The decision whether to grant or deny a motion to amend pursuant to Rule 15(a) rests in the sole discretion of the trial court. Id. The Court may decline to grant a Rule 15(a) motion for leave to amend if amendment would cause the opposing party undue prejudice, is sought in bad faith, or would constitute an exercise in futility. DCD Programs, Ltd. v. Leighton, 833 F.2d 183, 186 (9th Cir. 1987). Thus, the four factors that are commonly used to determine the propriety of a motion for leave to amend are: bad faith, undue delay, prejudice to the opposing party, and futility of amendment. Id.

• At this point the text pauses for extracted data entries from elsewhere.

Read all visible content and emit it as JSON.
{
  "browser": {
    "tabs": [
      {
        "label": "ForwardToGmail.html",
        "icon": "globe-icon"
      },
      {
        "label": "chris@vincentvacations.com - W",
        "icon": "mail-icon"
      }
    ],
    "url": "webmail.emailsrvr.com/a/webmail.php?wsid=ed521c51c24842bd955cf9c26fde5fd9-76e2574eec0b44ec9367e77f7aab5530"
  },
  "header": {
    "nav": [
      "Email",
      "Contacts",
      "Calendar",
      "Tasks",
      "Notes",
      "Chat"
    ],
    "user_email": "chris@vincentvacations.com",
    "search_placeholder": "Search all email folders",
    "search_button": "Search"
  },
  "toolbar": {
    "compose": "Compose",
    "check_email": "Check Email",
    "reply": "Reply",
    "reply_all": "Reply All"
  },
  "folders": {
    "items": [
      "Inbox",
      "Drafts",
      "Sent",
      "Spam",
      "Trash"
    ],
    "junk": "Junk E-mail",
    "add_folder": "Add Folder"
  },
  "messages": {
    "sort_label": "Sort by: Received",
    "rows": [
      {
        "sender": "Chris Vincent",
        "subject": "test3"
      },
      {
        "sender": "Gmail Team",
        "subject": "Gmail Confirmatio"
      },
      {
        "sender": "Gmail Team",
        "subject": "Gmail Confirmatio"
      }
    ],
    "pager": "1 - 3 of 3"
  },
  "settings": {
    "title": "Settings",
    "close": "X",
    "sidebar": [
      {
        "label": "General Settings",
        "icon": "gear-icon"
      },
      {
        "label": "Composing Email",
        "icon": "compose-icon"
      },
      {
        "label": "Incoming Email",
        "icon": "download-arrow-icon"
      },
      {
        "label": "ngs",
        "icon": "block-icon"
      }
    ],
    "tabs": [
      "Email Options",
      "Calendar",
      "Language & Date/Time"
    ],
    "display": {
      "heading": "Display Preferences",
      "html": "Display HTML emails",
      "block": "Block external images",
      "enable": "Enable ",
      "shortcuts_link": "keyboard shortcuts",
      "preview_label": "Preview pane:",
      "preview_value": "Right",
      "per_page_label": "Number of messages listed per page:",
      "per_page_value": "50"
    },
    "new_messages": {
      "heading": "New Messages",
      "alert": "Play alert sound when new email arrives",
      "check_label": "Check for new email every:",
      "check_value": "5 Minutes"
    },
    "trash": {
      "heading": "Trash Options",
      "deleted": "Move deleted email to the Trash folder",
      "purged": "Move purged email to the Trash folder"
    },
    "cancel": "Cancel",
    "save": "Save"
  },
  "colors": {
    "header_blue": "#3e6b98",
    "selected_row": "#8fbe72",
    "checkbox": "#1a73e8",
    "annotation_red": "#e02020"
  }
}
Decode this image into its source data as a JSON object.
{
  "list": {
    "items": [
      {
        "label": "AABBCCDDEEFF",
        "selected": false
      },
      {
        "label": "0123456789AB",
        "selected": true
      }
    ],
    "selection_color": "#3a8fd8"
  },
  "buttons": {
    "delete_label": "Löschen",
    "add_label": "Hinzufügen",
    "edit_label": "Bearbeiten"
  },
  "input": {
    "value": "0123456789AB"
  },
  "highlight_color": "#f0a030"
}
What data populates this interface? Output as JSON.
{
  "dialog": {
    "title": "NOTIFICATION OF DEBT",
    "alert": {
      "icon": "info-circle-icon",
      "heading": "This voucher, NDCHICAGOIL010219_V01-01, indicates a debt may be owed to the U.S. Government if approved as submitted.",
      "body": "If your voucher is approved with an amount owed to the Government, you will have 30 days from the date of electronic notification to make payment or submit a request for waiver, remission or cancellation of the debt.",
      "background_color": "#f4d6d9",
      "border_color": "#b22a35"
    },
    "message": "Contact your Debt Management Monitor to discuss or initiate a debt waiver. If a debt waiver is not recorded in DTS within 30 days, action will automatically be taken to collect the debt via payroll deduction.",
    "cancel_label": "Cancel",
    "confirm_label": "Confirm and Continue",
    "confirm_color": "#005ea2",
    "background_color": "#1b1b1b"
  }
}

However, "[t]hese factors . . . are not of equal weight in that delay, by itself, is insufficient to justify denial of leave to amend." Id.; see also Webb, 655 F.2d at 979 ("The mere fact that an amendment is offered late in the case is . . . not enough to bar it."); Bowles v. Beade, 198 F.3d 752, 758 (9th Cir. 1999). Further, the Ninth Circuit has held that although all these factors are relevant to consider when ruling on a motion for leave to amend, the "crucial factor is the resulting prejudice to the opposing party." Howey v. United States, 481 F.2d 1187, 1189 (9th Cir. 1973). Indeed, prejudice is the touchstone of the inquiry under Rule 15(a). Eminence Capital, LLC v. Aspeon, Inc., 316 F.3d 1048, 1052 (9th Cir. 2003). Ultimately, "[u]nless undue prejudice to the opposing party will result, a trial judge should ordinarily permit a party to amend its complaint." Howey, 481 F.2d at 1190.
Here, Independence seeks to amend its Complaint to allege a Federal racketeering claim arguing the mail fraud and wire fraud alleged in the Complaint are predicate acts to a RICO claim. Independence relies on its securities fraud allegations as a basis for alleging a scheme to defraud under RICO. Hecla argues any amendment would be futile because the allegations fail to state a RICO claim and any RICO claim is time barred by the four-year statute of limitations for RICO claims. See Rotella v. Wood, 528 U.S. 549, 554 (2000). The Court agrees. "The limitations period for civil RICO actions begins to run when a plaintiff knows or should know of the injury which is the basis for the action. Thus, Plaintiffs' RICO claims accrued when Plaintiffs had actual or constructive knowledge of [Defendant's] fraud." Living Designs, Inc. v. E.I. Dupont de Nemours and Co., 431 F.3d 353, 364 (9th Cir. 2005). The complaint here was filed in December of 2006 in relation to allegedly wrongful conduct by Hecla occurring in 1997 and 1998. At the very latest, Independence knew of the injury complained of in June of 2002 when it filed its state court action. As such any RICO claim raised here is too late.
In addition, Independence requests leave to amend its civil rights and securities claims. Based on the foregoing the Court concludes that any amendment in this case would be futile because the claims are all barred by claim preclusion.